In questo. In questo senso non è certo da stupirsi che gli ospiti (quasi tutti)
siano entusiasti nel visitare lo studio e vedere i frutti del lavoro
dell’artista; un effetto che doveva probabilmente essere amplificato dai
bozzetti delle opere già eseguite e spedite, che facevano bella mostra di loro
sulle pareti dell’atelier. In questo processo di ‘beatificazione’
dell’artista ‘in generale’ e di sé stesso in particolare, c’è un culmine ed è
la visita dell’imperatore Giuseppe II d’Asburgo Lorena (21 luglio 1769). Si
tratta dell’episodio su cui Cignaroli si sofferma più a lungo e vale la pena
trascriverne alcune righe: “Entrato appena, con una stupendidissima [sic]
grazia ed umanità mi complimentò con dirmi provar estremo contento in conoscer
persona di sì grande riputazione e di cui aveva ammirata l’opera rarissima e
che era il primo onor de’ presenti pittori, con altre espressioni sorprendenti”
(p. 221). Nel carteggio di Anton Maria Zanetti il vecchio, integralmente pubblicato di recente, è compreso
un manoscritto, oggi conservato in Marciana, in cui sono raccolte lettere
relative al soggiorno dell’erudito veneziano a Vienna nel 1736. Il manoscritto fu
allestito personalmente da Zanetti a testimonianza del proprio successo. Si
tratta di missive dal tono trionfalistico, in cui l’apice del successo è
raggiunto al momento della partenza, quando Anton Maria è ammesso al bacio
delle mani dei regnanti. Pur nella differenza dei ruoli (Zanetti era un
‘intendente’, Cignaroli un pittore) e del materiale raccolto (da un lato delle
lettere, dall’altro delle memorie) il meccanismo di autorappresentazione è
identico e sintomo di un’epoca (fra le carte zanettiane e quelle del veronese ci
sono vent’anni di differenza) che in queste occasioni riconosceva un momento
essenziale del proprio riconoscimento sociale.

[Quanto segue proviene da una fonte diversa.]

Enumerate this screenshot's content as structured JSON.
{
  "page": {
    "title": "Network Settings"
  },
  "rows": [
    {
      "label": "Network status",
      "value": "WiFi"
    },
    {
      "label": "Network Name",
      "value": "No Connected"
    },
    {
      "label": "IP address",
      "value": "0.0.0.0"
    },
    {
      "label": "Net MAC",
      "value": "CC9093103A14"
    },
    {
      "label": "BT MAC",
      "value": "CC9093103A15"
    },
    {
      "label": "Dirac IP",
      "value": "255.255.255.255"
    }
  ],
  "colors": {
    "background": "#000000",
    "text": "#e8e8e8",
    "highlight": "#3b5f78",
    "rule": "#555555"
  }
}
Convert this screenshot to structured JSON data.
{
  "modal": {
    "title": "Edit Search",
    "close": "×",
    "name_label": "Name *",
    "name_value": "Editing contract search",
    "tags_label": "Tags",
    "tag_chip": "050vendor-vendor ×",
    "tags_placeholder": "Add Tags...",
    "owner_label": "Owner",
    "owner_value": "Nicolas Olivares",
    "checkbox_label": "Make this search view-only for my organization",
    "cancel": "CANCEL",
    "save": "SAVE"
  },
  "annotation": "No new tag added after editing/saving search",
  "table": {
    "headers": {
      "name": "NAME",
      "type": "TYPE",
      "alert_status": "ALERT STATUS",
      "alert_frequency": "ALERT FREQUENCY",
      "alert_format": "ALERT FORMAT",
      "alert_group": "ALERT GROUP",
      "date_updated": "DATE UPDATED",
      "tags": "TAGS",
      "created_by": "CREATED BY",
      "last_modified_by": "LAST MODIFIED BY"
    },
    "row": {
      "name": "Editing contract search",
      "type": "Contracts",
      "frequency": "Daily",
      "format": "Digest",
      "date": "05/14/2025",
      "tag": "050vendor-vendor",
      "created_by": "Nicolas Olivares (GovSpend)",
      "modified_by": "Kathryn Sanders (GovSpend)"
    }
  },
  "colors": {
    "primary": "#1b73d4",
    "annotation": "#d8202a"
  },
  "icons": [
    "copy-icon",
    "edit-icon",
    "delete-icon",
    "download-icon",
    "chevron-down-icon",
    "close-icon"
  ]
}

In quest’ottica va (ri)letta
l’indicazione secondo cui fu Sagramoso a consigliare Cignaroli di scrivere le Memorie.
Che sia vero oppure no, è la
caratura del personaggio da cui proviene la sollecitazione (un uomo noto in
tutte le corti europee) che conta: è il cosmopolita che conosce il mondo che si
rivolge all’artista noto in quel mondo che ha avuto modo di visitare nei suoi
viaggi. Ancora una volta, una forma di autorappresentazione di sé.
Le Memorie
di Cignaroli, insomma, ci raccontano un’epoca e lo fanno usando strumenti
perfettamente funzionali a dinamiche sociali all’epoca perfettamente
comprensibili e oggi difficilmente apprezzabili se considerate fuori contesto.
Soprattutto per questo, per la loro testimonianza su quel mondo, devono essere lette
e apprezzate.
NOTE
[1] Va detto, per correttezza, che la mancata identificazione del viaggiatore romano in Winckelmann è meno stupefacente di quanto si pensi. Viaggiare in incognito (per motivi che non sto qui a elencare) era prassi ed è possibilissimo che così facesse anche Winckelmann. Molti casi simili risultano anche nelle memorie di Cignaroli. In ogni caso il fatto dimostra che il tedesco era uno straniero molto ben integrato in Italia.